Nounen Rena (Credited as Non) returns with her sophomore feature, writing, directing, and starring in Ribbon, a coming-of-age, Covid-set communion with the precipitate anxieties that lockdown wrought in what could be regarded as a stagflation that swaps economy with temporality. We follow Non’s Itsuka Asakawa as she, like everyone else, is thrust out of routine — specifically for her, art school, and close to the end of her term at that — and thronged into a lowly apartment equipped with miscellaneous supplies, most importantly ribbon, for the foreseeable duration of isolation. It’s a haphazard narrative built on platitudinous expressions of immediacy, ebbing and flowing through repetitive sentiments that meagrely question if we, in fact, have any agency at all. The work utilizes surreal flourishes to invoke gauche symbolism, which ultimately reduces and infantilizes those complex mediations of agency it so tepidly begins to seek intrigue in.

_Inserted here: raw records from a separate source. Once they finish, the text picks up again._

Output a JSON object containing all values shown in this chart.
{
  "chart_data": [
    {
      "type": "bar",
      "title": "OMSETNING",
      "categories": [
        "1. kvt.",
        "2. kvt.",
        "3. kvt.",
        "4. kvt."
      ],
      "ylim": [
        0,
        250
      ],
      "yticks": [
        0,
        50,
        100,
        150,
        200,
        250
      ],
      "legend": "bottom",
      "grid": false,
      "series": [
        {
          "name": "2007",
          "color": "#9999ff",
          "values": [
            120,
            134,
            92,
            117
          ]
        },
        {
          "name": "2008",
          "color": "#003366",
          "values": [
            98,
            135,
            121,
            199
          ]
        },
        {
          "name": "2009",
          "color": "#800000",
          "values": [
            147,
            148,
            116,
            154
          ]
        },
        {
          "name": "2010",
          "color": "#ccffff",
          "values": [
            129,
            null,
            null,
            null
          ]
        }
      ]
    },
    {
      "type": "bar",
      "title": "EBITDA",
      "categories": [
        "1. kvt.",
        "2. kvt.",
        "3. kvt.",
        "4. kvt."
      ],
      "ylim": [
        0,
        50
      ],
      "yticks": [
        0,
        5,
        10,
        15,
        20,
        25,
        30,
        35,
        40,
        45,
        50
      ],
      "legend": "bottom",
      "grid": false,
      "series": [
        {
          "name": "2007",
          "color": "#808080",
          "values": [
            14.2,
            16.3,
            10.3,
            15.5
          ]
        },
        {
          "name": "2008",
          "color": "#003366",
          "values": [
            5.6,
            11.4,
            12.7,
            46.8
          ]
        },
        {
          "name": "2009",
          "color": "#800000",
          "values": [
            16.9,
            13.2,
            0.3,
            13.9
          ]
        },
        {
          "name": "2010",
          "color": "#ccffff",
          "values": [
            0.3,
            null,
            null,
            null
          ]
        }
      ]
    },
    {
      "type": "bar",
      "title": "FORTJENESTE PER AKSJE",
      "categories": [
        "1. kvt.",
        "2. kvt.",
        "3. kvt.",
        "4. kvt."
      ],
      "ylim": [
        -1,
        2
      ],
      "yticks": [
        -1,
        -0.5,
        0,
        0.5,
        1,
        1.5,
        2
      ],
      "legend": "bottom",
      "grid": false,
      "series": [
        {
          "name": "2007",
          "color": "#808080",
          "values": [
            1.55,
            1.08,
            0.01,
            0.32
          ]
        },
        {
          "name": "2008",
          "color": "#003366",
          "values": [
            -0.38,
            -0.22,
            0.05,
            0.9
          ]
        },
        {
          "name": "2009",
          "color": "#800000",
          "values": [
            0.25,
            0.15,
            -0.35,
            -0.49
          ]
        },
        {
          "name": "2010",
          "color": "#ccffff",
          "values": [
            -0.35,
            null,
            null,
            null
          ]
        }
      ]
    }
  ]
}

CGI’d ribbon snakes through the air, choreographed to perform indexical emotionality, predictably unfurled during the conclusion of sequences that concern Itsuka’s relationships: to her mother, her father, her sister, her friend. And this is the epitome of the film’s failures: its stilted edit moves incautiously through unthoughtful coverage, assembling a chronology of conflict and resolution that ultimately abbreviates woes and instigates the very temporal abstraction that the thematic core of the work seems intent on confronting. It’s all a bit confounding and more than a little frustrating. More generously, this is perhaps the first Covid film that actually begins to exhume substantial implications of lockdown, but the film seems more intent on the solipsistic character work being done, sidelining the provocations that linger and ultimately letting them fade into the background.
Published as part of New York Asian Film Festival 2022 — Dispatch 1.